Institute of Clinical Chemistry and Laboratory Diagnostics, Univ Düsseldorf, Medical Faculty, D-40225 Düsseldorf, Germany.
DNA Repair (Amst). 2011 Dec 10;10(12):1232-42. doi: 10.1016/j.dnarep.2011.09.012. Epub 2011 Oct 5.
Non-homologous end-joining (NHEJ) is one major pathway for the repair of double-stranded DNA breaks in mammals. Following break recognition, alignment and processing, broken DNA ends are finally rejoined by the essential DNA Ligase IV. In the cell, Ligase IV is unable to function without its constitutive interaction partner XRCC4 and becomes unstable when it is missing, and it has been assumed that XRCC4 may also be required for recruitment of Ligase IV to repair sites. To investigate the function of complex formation between both proteins directly in the living cell, we stably expressed them as bio-fluorescent fusion proteins in human HT-1080 cell clones. Ligase IV or XRCC4 were expressed either alone or both were co-expressed at a roughly equimolar ratio. Labelled proteins were overexpressed manifold in comparison to endogenously expressed proteins. We show that over-expressed Ligase IV was only partially imported into the nucleus and showed a diffuse distribution there, whereas XRCC4 expressed alone was entirely nuclear with a distinct exclusion from nucleoli. When Ligase IV was co-expressed with XRCC4, both proteins formed the natural complex, and Ligase IV was not only efficiently imported but also resembled the sub-nuclear distribution of XRCC4. In addition, Ligase IV, when in complex with XRCC4, acquired a delayed nuclear reimport after mitotic cell division of XRCC4. We further determined by photobleaching the kinetics with which the proteins exchange at UVA laser-irradiated nuclear sites between damage-bound and diffusing states. We found that the dynamic exchange rate of the Ligase IV/XRCC4 complex at micro-irradiated sites was faster than that of XRCC4 expressed alone. In summary, our findings demonstrate a novel function of XRCC4 in controlling nuclear import and sub-nuclear distribution of Ligase IV, and they suggest that XRCC4 modulates the dynamic interaction of the Ligase IV/XRCC4 complex with the NHEJ machinery at double-stranded DNA breaks.

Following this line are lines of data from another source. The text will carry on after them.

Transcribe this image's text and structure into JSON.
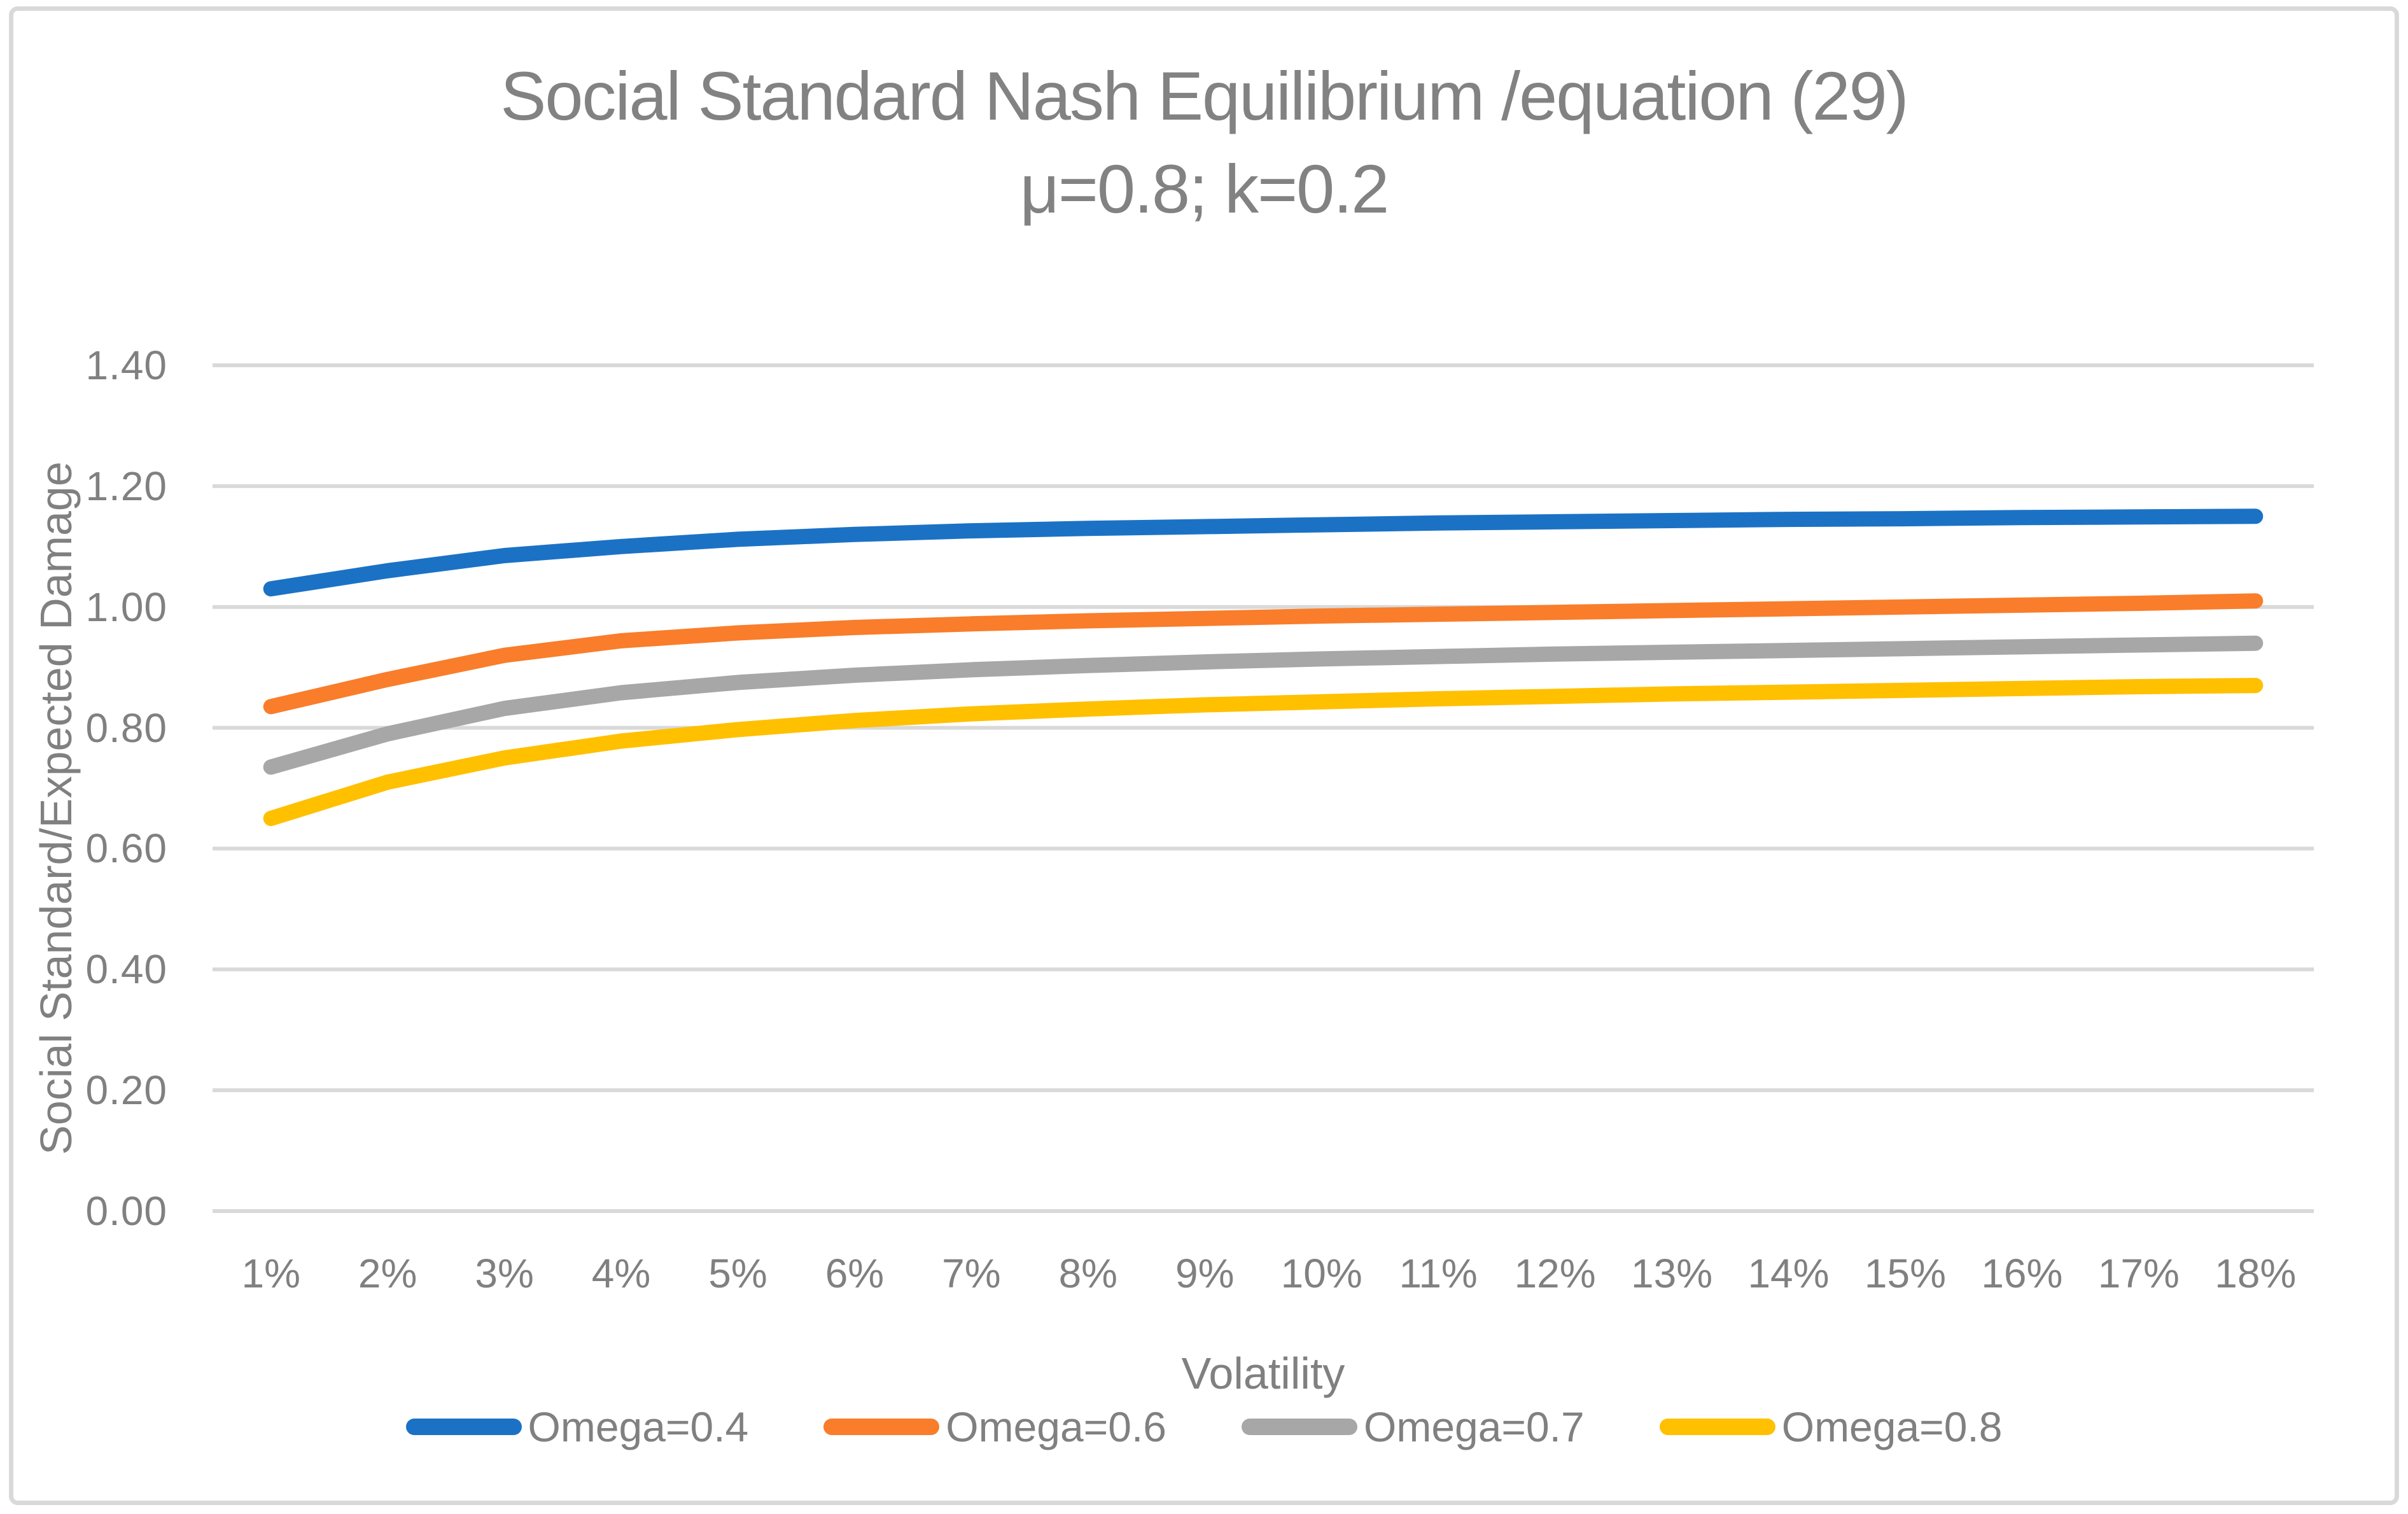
{
  "chart_data": {
    "type": "line",
    "title": "Social Standard Nash Equilibrium /equation (29)",
    "subtitle": "μ=0.8; k=0.2",
    "xlabel": "Volatility",
    "ylabel": "Social Standard/Expected Damage",
    "categories": [
      "1%",
      "2%",
      "3%",
      "4%",
      "5%",
      "6%",
      "7%",
      "8%",
      "9%",
      "10%",
      "11%",
      "12%",
      "13%",
      "14%",
      "15%",
      "16%",
      "17%",
      "18%"
    ],
    "y_ticks": [
      "0.00",
      "0.20",
      "0.40",
      "0.60",
      "0.80",
      "1.00",
      "1.20",
      "1.40"
    ],
    "ylim": [
      0,
      1.4
    ],
    "grid": true,
    "grid_color": "#D9D9D9",
    "text_color": "#808080",
    "legend_position": "bottom",
    "line_width": 24,
    "series": [
      {
        "name": "Omega=0.4",
        "color": "#1B72C5",
        "values": [
          1.03,
          1.06,
          1.085,
          1.1,
          1.112,
          1.12,
          1.126,
          1.13,
          1.133,
          1.136,
          1.139,
          1.141,
          1.143,
          1.145,
          1.146,
          1.148,
          1.149,
          1.15
        ]
      },
      {
        "name": "Omega=0.6",
        "color": "#F97D2B",
        "values": [
          0.835,
          0.88,
          0.92,
          0.944,
          0.957,
          0.966,
          0.972,
          0.977,
          0.981,
          0.985,
          0.988,
          0.991,
          0.994,
          0.997,
          1.0,
          1.003,
          1.006,
          1.01
        ]
      },
      {
        "name": "Omega=0.7",
        "color": "#A7A7A7",
        "values": [
          0.735,
          0.79,
          0.832,
          0.858,
          0.875,
          0.887,
          0.896,
          0.903,
          0.909,
          0.914,
          0.918,
          0.922,
          0.925,
          0.928,
          0.931,
          0.934,
          0.937,
          0.94
        ]
      },
      {
        "name": "Omega=0.8",
        "color": "#FFC000",
        "values": [
          0.65,
          0.71,
          0.75,
          0.778,
          0.797,
          0.812,
          0.823,
          0.831,
          0.838,
          0.843,
          0.848,
          0.852,
          0.856,
          0.859,
          0.862,
          0.865,
          0.868,
          0.87
        ]
      }
    ]
  },
  "window": {
    "background": "#FFFFFF",
    "border_color": "#D9D9D9"
  }
}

非同源末端连接(NHEJ)是哺乳动物修复双链 DNA 断裂的主要途径之一。在断裂识别、对齐和处理后,通过必需的 DNA 连接酶 IV 将断裂的 DNA 末端最终重新连接。在细胞中,没有其组成性相互作用伙伴 XRCC4,连接酶 IV 无法发挥功能,当缺失时其变得不稳定,并且假设 XRCC4 也可能需要招募连接酶 IV 到修复位点。为了直接在活细胞中研究两种蛋白质复合物形成的功能,我们在人 HT-1080 细胞克隆中稳定表达它们作为生物荧光融合蛋白。单独表达连接酶 IV 或 XRCC4,或者以大致等摩尔比共表达两者。与内源性表达的蛋白质相比,标记的蛋白质表达水平大大提高。我们表明,过表达的连接酶 IV 仅部分导入细胞核并在那里显示弥散分布,而单独表达的 XRCC4 则完全是核的,明显排除核仁。当连接酶 IV 与 XRCC4 共表达时,两种蛋白质形成天然复合物,连接酶 IV 不仅被有效地导入,而且类似于 XRCC4 的亚核分布。此外,当与 XRCC4 形成复合物时,连接酶 IV 在 XRCC4 有丝分裂细胞分裂后获得了延迟的核再导入。我们进一步通过光漂白确定了在 UVA 激光照射的核位之间在结合状态和扩散状态之间交换的蛋白质动力学。我们发现,在微照射位点处,连接酶 IV/XRCC4 复合物的动态交换率快于单独表达的 XRCC4。总之,我们的发现表明 XRCC4 在控制连接酶 IV 的核输入和亚核分布方面具有新的功能,并表明 XRCC4 调节 Ligase IV/XRCC4 复合物与双链 DNA 断裂处的 NHEJ 机制的动态相互作用。